06/005 - Poor Maintenance

25 Nov 2006 Resource

Presently due to the Owners' and Managers' style of operation, the work load is more for me, as I am going deep into each defects, listing it out, analysing and initiating rectification procedures, which involves too much of time, cross meetings and paper work. Presently staff is doing/attempting only bare minimum, breakdown maintenance required to prevent any operational or legal hassles (which itself is taking the whole 7x24 period), without maintaining any history of defects and it's rectification - thus the minor defects and the lack of routine maintenance, leads to further breakdown maintenance.
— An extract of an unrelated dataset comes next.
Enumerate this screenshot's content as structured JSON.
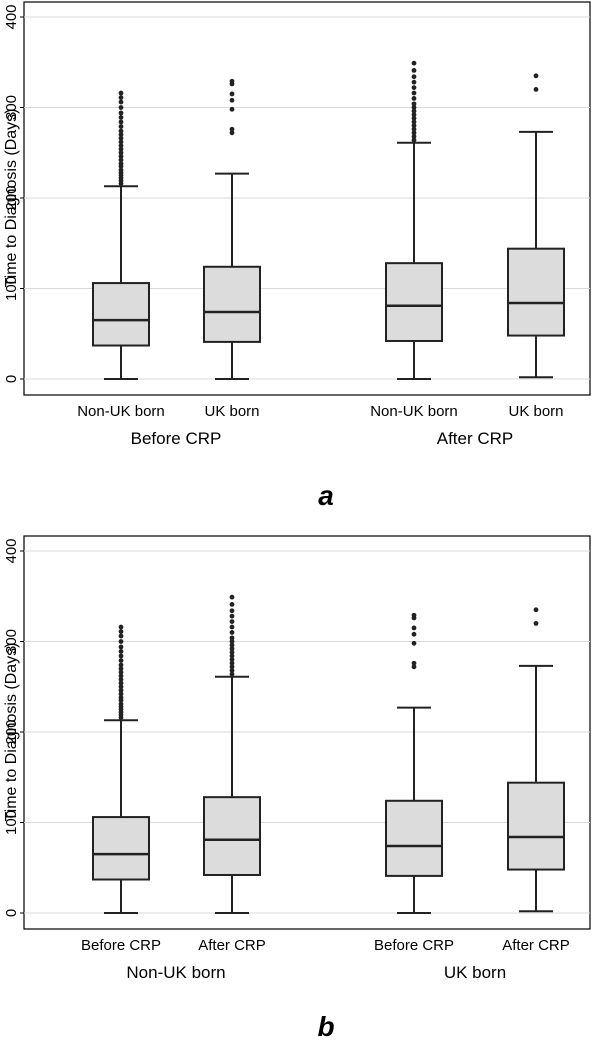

One scenario is for Ballasting/Deballasting:

Three tanks' valves do not operate from the Ballast Control Panel in the Engine Control Room (ECR). Therefore Ch/Officer and/or Deck/Officer with 2 persons have to come on Main Deck(from Ballast Control/ECR - Height 10Mtrs) and then climb down all the way to the duct keel to a straight undivided vertical ladder(24Mtrs), go all the way forward to the respective valve position(30 to 200Mtrs), operate it manually, then come up to the main deck (24Mrtrs) and then go down to the Ballast Control in ECR (10Mtrs), one deck down(No manhole from E/R bottom to Duck keel). Within one loading, 6 to 7 Enclosed Space Entry Checklists . While stripping, one person will have to be kept at the E/Room bottom platform to throttle one of the Eductor Valve!! - The Master who saw all these actions plus other matters as mentioned above, contracted insomnia and had to sign-off in 3 months and was relieved in about three months time.